Solar flares are powerful bursts of energy that can impact radio communications, electric power grids and navigation signals, and pose risks to spacecraft and astronauts.
This flare is classified as “X-class”, which denotes the most intense flares, while the number provides more information about its strength.
“Blackout of satellites is proprietary information and is unlikely to be made public,” Nandi said.
“Strong ionospheric perturbation is ongoing over India, South East Asia and the Asia-Pacific regions. Expected high frequency communication blackouts, satellite anomalies, GPS scintillations, airline communication impacts,” the CESSI said on Twitter.

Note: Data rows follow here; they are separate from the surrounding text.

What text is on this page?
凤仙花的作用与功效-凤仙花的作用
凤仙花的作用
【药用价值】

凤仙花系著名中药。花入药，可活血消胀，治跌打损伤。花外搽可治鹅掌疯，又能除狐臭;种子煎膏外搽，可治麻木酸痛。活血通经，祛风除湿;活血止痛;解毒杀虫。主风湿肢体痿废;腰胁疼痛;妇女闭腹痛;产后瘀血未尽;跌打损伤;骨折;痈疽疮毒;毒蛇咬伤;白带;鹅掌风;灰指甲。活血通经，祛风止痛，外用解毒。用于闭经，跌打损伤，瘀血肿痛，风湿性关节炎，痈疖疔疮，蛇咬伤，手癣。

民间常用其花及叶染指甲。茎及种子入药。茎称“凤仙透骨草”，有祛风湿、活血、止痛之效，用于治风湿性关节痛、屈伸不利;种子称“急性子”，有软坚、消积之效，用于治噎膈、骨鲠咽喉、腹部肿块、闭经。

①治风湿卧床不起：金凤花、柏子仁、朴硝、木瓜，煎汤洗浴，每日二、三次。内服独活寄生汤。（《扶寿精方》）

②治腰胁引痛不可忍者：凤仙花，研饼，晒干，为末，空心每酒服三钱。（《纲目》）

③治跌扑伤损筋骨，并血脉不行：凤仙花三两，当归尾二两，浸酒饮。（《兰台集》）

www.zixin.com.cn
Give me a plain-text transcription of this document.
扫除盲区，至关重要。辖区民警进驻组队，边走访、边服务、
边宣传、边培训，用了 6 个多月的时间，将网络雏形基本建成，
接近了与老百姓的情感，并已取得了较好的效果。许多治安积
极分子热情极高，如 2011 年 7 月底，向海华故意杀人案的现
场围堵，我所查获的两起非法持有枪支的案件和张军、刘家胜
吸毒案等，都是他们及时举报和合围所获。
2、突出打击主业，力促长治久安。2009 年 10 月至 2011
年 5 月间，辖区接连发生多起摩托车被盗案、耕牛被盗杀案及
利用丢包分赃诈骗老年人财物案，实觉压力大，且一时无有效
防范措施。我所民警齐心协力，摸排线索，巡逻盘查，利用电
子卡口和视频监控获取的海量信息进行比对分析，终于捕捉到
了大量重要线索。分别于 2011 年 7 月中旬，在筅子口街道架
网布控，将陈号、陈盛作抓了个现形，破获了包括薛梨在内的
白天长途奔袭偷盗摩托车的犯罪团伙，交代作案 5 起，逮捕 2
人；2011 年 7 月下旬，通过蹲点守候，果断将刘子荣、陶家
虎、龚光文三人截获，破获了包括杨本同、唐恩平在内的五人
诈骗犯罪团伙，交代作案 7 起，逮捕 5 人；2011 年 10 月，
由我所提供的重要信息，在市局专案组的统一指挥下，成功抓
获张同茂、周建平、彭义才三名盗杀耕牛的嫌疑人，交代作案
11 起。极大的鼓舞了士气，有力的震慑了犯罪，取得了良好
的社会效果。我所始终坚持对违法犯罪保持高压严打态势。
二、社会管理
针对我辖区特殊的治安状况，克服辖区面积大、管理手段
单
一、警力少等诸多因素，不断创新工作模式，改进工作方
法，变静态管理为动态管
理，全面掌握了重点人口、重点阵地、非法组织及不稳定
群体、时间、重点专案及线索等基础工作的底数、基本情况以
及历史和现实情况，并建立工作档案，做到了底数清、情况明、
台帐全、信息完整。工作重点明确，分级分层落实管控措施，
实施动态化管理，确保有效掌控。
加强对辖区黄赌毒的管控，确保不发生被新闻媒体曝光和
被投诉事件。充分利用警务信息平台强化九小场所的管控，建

Nandi said the impact of a solar flare is almost immediate as it releases extremely high-energy photons that travel at the speed of light and affect the sunlit portion of the earth.
He said since not much can be done after the eruption of a solar flare, it is important to predict it, a task the CESSI has been undertaking with the help of students.
Nandi said the CESSI had predicted the eruption of an “X-class” flare on April 18.
The Space Weather Prediction Centre of the National Oceanic and Atmospheric Administration (NOAA) said the strong flare was associated with multiple bursts on specific radio frequencies to include a burst of 509 solar flux units on 2,695 MHz.
“Additionally, a Type II radio sweep was detected by the USAF Radio Solar Telescope Network (RSTN), with an estimated velocity of 1,630 kilometres per second,” it said.
According to the US-based National Aeronautics and Space Administration (NASA), the biggest flares are known as “X-class flares” based on a classification system that divides solar flares according to their strength.
The smallest ones are “A-class” (near background levels), followed by “B”, “C”, “M” and “X”, it said.
According to the NASA, similar to the Richter scale for earthquakes, each letter represents a 10-fold increase in energy output. An “X-class” flare is 10 times an “M-class” eruption and 100 times a “C-class” flare.